Friday, March 6, 2009

horton foote 1916-2009




we've all been so distracted lately, what w/mike getting ripped off & all, that we've missed some news that really matters. i didn't know that foote had done the screenplay for "to kill a mockingbird" but that movie & novel always struck me the same as it did flannery o'connor: "anemic." i can't say i'm a fan of a lot of his movie work & i can say i don't really know any of his work on broadway. i do know he wrote one movie that's always been near & dear to my heart, what w/combining(not really that hard, it's true)country music & alcoholism.

"tender mercies" is about someone on the other side of the wreckage their drinking has caused & that person trying in their own way to move on from it. robert duval plays a former country star(let's say, george jones)who's working on his recovery & doing his best to acknowledge & accept responsibility for a past he can't really recall. an alcoholic confronts all kinds of reactions to his recovery. there're the folks who won't forgive, no matter what. there're the folks who forgive too easily. there're the ones who worry the good times are all over & the ones who want them to start. there're the tangential nobodies who weren't really a part of the whole mess but carry some kind of never ending grudge & there're the assholes who involved those nobodies for no good reason other than jealousy or ego or mind games. the list is endless. trust me, i know.

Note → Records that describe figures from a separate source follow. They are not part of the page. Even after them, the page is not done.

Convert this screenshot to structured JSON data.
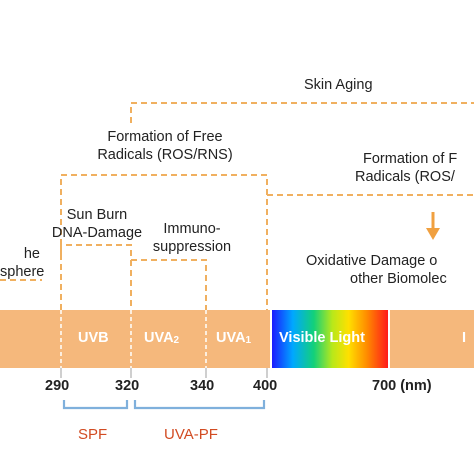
{
  "labels": {
    "skin_aging": "Skin Aging",
    "free_radicals_left_line1": "Formation of Free",
    "free_radicals_left_line2": "Radicals (ROS/RNS)",
    "free_radicals_right_line1": "Formation of F",
    "free_radicals_right_line2": "Radicals (ROS/",
    "sun_burn_line1": "Sun Burn",
    "sun_burn_line2": "DNA-Damage",
    "immuno_line1": "Immuno-",
    "immuno_line2": "suppression",
    "oxidative_line1": "Oxidative Damage o",
    "oxidative_line2": "other Biomolec",
    "atmosphere_line1": "he",
    "atmosphere_line2": "sphere"
  },
  "bands": {
    "uvb": "UVB",
    "uva2_main": "UVA",
    "uva2_sub": "2",
    "uva1_main": "UVA",
    "uva1_sub": "1",
    "visible": "Visible Light",
    "ir": "I"
  },
  "ticks": {
    "t290": "290",
    "t320": "320",
    "t340": "340",
    "t400": "400",
    "t700": "700 (nm)"
  },
  "protection": {
    "spf": "SPF",
    "uva_pf": "UVA-PF"
  },
  "colors": {
    "band_orange": "#f5b87c",
    "connector_orange": "#f0b060",
    "bracket_blue": "#7fb0dc",
    "protection_text": "#d24b22"
  }
}
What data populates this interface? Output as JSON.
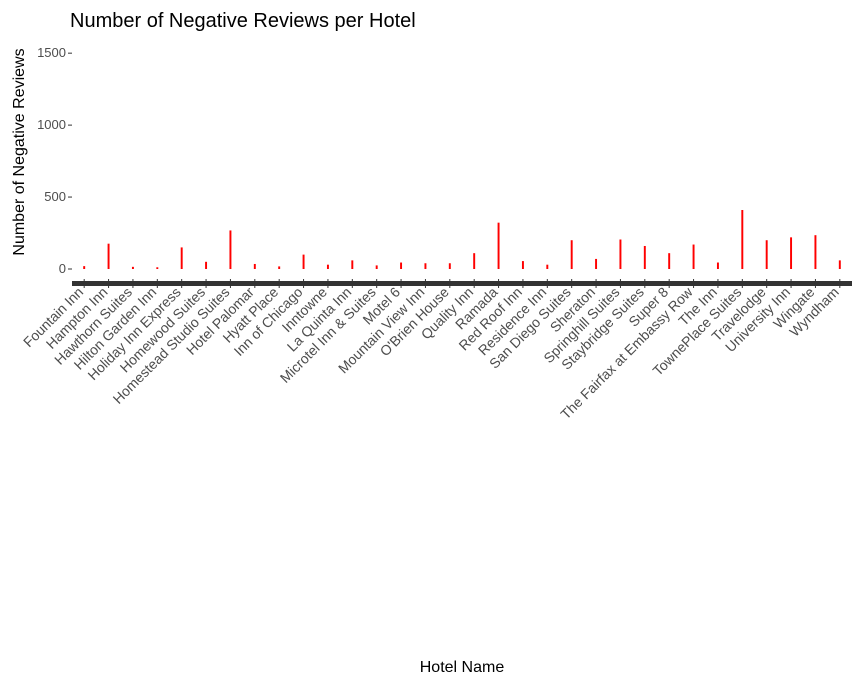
{
  "chart_data": {
    "type": "bar",
    "title": "Number of Negative Reviews per Hotel",
    "xlabel": "Hotel Name",
    "ylabel": "Number of Negative Reviews",
    "ylim": [
      0,
      1800
    ],
    "yticks": [
      0,
      500,
      1000,
      1500
    ],
    "grid": false,
    "legend": "none",
    "bar_color": "#ff0000",
    "categories": [
      "Fountain Inn",
      "Hampton Inn",
      "Hawthorn Suites",
      "Hilton Garden Inn",
      "Holiday Inn Express",
      "Homewood Suites",
      "Homestead Studio Suites",
      "Hotel Palomar",
      "Hyatt Place",
      "Inn of Chicago",
      "Inntowne",
      "La Quinta Inn",
      "Microtel Inn & Suites",
      "Motel 6",
      "Mountain View Inn",
      "O'Brien House",
      "Quality Inn",
      "Ramada",
      "Red Roof Inn",
      "Residence Inn",
      "San Diego Suites",
      "Sheraton",
      "Springhill Suites",
      "Staybridge Suites",
      "Super 8",
      "The Fairfax at Embassy Row",
      "The Inn",
      "TownePlace Suites",
      "Travelodge",
      "University Inn",
      "Wingate",
      "Wyndham"
    ],
    "values": [
      20,
      176,
      15,
      12,
      150,
      50,
      268,
      35,
      18,
      100,
      30,
      60,
      25,
      45,
      40,
      40,
      110,
      322,
      55,
      30,
      200,
      70,
      205,
      160,
      110,
      170,
      45,
      410,
      200,
      220,
      235,
      60
    ]
  }
}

in the movie, there's a scene where duval is trying to connect w/but shield his daughter from what he was &, maybe, what he might become. his blackout has pretty much encompassed most of her teenage years. lots of pain & unanswered prayers have brought them to this one moment. she asks him about a song he used to sing to her when she was a baby. she can't recall it. it had something to do w/birds, maybe.

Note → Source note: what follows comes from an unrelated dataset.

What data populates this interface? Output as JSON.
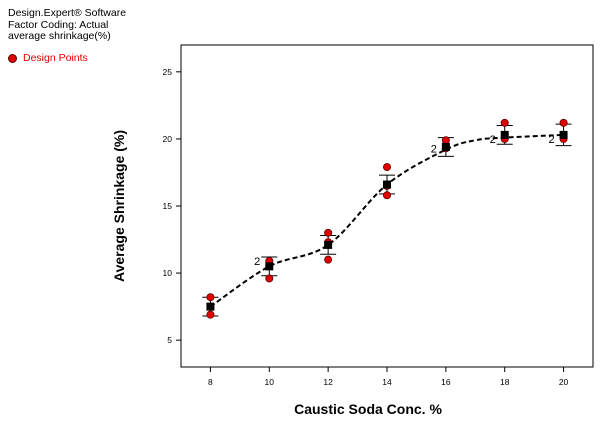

duval hesitates but then says, "no, sorry, no i don't recall that song." for a long minute his daughter stands, not really believing but also, you can tell, not understanding how something that might connect them can't be remembered or didn't exist. it meant a LOT to her. she wheels around & leaves.

cut to duval, looking out a window. he sighs. "on the wings of a pure white dove, he sends his pure sweet love, a sign from above, on the wings of a dove," he sings clearly, & maybe for the first time in the movie, while keeping time w/his boot clad foot. out of the depths of a fractured memory, the alcoholic remembers what someone else, who needed to, couldn't. the things we remember & cling to, good or bad, is a cause for wonder. how we choose to share those things, good or bad, is too.

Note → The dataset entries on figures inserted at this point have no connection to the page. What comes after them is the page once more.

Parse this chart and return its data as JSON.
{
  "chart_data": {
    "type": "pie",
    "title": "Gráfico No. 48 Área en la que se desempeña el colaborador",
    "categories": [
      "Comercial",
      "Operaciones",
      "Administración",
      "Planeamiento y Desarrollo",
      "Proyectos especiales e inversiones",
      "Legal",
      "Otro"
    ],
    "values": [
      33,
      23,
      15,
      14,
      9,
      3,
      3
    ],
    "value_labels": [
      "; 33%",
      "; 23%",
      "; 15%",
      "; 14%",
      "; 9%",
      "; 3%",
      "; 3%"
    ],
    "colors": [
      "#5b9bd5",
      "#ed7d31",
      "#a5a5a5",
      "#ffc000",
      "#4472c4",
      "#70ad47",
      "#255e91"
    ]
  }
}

i can tell you that if i ever come close to writing something like that i might just leave it at that, pull up stakes, call closing time. whatever. it doesn't get any better than that. a drunk can never, ever, save anyone but him/herself. a lot of folks who've been effected by drunks don't get that. ever. but they blame the drunk, no matter what. that's cause it's so easy to blame a drunk, even if they're not drinking. i don't know if horton was a drunk but he nailed that moment & so much more in that movie.

america has a lot of writers who fly under the radar for whatever reasons. they write regional fictions. they write "small." they write about things no one coming to broadway wants to know or hear about(august wilson & tony kushner). horton foote wrote about texas. he was a writer & now he's dead. he connected once w/me. i think that connection makes everything, even high priced tickets, tolerable. what do i know?